だけど、だからといって、ここで面と向かって「だいすき」だなんて言っちゃうなんて、自分でも思わなかった。
元の清彦な俺だったら、そんな台詞、恥ずかしくて絶対言わなかっただろう。
でも言葉にしたおかげで、『そうか、俺はママがだいすきなんだ』と、その事に気がついた自分も居た。
「そう、ありがとう。

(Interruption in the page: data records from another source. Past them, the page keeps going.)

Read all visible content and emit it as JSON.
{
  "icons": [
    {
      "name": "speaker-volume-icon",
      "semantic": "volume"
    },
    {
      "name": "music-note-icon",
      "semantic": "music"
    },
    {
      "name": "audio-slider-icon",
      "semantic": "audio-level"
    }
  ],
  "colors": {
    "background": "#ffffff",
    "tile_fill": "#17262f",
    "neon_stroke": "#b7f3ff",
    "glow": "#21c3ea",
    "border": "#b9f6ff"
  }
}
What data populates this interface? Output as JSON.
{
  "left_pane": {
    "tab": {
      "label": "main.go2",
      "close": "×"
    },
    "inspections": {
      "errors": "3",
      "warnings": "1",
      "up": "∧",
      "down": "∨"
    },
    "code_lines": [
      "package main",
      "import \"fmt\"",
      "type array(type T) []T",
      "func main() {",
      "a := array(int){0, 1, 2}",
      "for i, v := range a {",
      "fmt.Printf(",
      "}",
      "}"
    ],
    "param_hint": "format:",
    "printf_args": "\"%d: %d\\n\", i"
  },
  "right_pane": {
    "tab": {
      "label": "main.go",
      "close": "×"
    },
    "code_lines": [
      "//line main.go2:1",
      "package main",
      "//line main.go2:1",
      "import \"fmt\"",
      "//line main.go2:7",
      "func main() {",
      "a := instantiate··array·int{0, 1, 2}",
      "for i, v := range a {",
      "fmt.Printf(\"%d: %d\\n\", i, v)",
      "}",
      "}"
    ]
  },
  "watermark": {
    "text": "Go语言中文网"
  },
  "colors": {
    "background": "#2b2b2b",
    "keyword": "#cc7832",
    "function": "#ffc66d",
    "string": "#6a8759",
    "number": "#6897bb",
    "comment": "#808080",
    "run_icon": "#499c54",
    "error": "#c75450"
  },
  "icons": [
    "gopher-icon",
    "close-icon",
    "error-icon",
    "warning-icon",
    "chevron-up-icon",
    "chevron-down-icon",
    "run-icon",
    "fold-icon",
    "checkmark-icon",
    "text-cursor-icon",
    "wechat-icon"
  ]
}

ママも優ちゃんのことは大好きよ」
そう言いながら、ママは俺の頭を撫でてくれた。
「えへへ」
ママに大好きと言われて、頭を撫でてもらえて、なんかすごく嬉しかった。
なんか俺、ますますママの事が大好きになりそうだ。
この後、ママのアイスクリームを、半分こして食べさせてもらった。
すでにお腹はいっぱいだったけど、アイスだから食べられたのだろう。
デザートは別腹とはよく言ったものだ。
アイスを食べ終わった後は、さすがにもうお腹いっぱいだった。
ふぁ~あ、おなかがいっぱいになったからなのか、なんだかねむくなってきちゃった。
「あらあら、優ちゃん、眠たいの?」
「……うん」
「動物園ではしゃいでいたから、いつもより疲れちゃったのね」
そう言いながら、ママは俺の顔を見てくすっと笑う。
「じゃあ、ママが見ていてあげるから、優はゆっくりおやすみなさい」
今はとにかく眠い、俺はママの言葉に甘える事にした。
「おやすみ……ママ……」
「おやすみなさい」
重たくなった目蓋を閉じると同時に、俺は眠りに落ちていった。
この後、ママは眠っている俺を連れて、家に帰った。
次に俺が目を覚ました時、俺はママの部屋のママのベッドの中だった。
そしてさらに翌日、優が保育園に復帰する日がやってきた。
それは俺が優として、保育園デビューする日でもあった。
俺が保育園にいく準備は、ママが全てしてくれた。
俺は鏡の前に立ってみた。
鏡の中には、水色の保育園の上着を着ていて、
上着の胸には「ゆう」と名前の入ったチューリップの形の名札、
赤いスカートを穿いて、黄色いかばんを提げて、
黄色い帽子をかぶって、満面の笑みを浮かべた女の子が立っていた。
俺は鏡の前で、くるっと回ってみた。
鏡の中の女の子も、俺の動きにあわせてくるっと回った。
なんかそれが楽しく感じて、俺はくすっとわらった。
鏡の女の子も、楽しそうにわらっていた。
鏡に映る女の子の名前は宮下優、それが今の俺の名前で今の俺の姿だった。
「優ちゃん、何をしてるの、もう保育園にいくわよ」
「はーい、今いきます」
ママの呼ぶ声に返事を返して、俺はその場を後にしようとする。
その前に、もう一度鏡を覗きこんだ。
「じゃあね、優、今日から俺が君のかわりに、保育園に行ってくるからね」
それだけ言うと、俺はその場を後にした。
「いってきます」
こうして俺の宮下優としての、新しい生活がはじまったのだった。